Mrs Merkel hit back in the Bundestag on Tuesday, saying "no-one is a vaccine guinea pig. Olaf Scholz isn't and I'm not."
Her remarks are seen as highly unusual because she has so far avoided an outright attack on her coalition partner before MPs.
Mr Scholz defended his choice of words as a laid-back campaign trail joke, suggesting those who failed to see the funny side had little to laugh about because of their faltering position in the opinion polls.
The latest opinion poll for the Forsa Institute suggests his party is heading for 25% of the vote, while the CDU has fallen to as low as 19%. Their other key rivals, the Greens, have dropped to 17%, according to the poll for RTL and ntv, which said the 19% was thought to be the conservatives' lowest rating ever measured by Forsa since 1949.

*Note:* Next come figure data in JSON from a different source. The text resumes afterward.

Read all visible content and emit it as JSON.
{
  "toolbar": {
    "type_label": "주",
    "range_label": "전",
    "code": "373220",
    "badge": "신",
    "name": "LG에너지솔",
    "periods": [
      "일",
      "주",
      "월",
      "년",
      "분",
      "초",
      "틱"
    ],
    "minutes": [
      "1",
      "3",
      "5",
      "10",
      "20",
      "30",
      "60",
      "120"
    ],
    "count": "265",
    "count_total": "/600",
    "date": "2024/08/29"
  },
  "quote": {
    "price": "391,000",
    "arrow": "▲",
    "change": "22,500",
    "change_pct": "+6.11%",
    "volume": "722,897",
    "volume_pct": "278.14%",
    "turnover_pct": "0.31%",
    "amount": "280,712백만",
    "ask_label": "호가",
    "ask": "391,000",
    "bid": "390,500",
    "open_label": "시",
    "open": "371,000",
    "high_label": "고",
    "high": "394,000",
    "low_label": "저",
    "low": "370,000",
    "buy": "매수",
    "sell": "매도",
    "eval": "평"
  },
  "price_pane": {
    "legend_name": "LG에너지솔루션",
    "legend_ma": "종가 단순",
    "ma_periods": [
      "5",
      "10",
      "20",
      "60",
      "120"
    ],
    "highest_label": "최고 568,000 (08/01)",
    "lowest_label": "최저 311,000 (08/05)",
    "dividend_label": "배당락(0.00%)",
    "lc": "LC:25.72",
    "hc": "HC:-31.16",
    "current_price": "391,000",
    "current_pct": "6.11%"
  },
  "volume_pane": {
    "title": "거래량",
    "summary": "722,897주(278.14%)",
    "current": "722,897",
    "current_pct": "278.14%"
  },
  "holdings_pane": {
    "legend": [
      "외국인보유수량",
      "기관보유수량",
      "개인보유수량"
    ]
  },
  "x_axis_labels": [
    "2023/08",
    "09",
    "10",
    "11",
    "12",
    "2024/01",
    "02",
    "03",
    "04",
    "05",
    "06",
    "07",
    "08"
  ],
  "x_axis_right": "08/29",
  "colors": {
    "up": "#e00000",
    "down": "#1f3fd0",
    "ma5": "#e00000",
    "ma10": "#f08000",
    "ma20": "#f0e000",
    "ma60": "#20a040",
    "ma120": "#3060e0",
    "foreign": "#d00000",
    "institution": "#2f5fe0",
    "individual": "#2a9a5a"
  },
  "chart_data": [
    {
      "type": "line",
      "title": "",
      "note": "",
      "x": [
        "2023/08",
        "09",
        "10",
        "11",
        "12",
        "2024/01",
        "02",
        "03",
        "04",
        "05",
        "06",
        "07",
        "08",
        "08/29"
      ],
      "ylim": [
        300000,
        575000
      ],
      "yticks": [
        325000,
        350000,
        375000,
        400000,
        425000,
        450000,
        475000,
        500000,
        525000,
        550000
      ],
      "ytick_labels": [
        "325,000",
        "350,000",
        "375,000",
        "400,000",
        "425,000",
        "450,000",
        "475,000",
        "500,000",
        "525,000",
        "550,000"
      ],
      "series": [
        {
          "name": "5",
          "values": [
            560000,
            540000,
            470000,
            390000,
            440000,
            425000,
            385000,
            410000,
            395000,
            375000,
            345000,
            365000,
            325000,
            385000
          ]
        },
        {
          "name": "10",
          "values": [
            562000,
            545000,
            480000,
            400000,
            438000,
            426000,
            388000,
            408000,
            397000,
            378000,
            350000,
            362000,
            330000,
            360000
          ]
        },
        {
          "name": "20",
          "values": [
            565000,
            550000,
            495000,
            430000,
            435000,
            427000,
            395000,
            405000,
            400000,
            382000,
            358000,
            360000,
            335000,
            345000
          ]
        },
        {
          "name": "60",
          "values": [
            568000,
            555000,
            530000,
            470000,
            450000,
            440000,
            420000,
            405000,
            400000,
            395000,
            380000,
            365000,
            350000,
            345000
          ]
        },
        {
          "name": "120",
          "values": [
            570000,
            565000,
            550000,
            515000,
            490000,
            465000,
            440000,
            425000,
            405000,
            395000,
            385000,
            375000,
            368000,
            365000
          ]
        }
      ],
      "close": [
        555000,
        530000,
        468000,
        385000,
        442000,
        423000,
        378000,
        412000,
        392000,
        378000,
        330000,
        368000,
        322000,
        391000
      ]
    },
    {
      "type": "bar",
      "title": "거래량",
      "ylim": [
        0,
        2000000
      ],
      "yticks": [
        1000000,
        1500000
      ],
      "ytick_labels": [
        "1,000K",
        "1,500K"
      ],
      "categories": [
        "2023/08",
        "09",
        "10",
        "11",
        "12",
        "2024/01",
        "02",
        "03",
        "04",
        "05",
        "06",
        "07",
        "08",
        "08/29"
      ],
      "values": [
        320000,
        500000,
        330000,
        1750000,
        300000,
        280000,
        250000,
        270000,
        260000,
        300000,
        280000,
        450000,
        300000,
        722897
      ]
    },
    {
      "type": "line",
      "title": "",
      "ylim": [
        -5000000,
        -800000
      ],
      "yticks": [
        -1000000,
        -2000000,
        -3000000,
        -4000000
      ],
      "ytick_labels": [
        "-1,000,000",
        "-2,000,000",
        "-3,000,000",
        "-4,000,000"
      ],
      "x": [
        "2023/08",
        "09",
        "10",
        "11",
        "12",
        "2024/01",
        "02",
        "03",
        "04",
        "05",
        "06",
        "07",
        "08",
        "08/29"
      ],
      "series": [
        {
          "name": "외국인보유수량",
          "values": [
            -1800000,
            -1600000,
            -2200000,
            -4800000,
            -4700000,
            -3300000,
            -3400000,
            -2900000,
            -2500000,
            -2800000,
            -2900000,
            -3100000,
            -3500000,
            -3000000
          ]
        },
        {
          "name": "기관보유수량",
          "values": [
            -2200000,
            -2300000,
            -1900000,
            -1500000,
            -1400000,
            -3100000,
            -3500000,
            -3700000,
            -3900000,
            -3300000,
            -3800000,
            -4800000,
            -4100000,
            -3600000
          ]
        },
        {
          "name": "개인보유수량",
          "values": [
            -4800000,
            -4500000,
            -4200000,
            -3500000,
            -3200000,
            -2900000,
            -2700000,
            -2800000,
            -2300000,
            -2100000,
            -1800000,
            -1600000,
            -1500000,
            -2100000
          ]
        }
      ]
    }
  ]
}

Mr Laschet's own performance in the campaign has been heavily criticised in recent weeks. The Forsa poll suggests only 9% of Germans back him as chancellor, with Mr Scholz polling 30% and the Greens' candidate Annalena Baerbock on 15%.
However, the pollsters also suggest that had the leader of the CDU's Bavarian sister party, Markus Söder, been chosen as the conservative candidate to succeed Mrs Merkel then he would be far ahead of the party's rivals.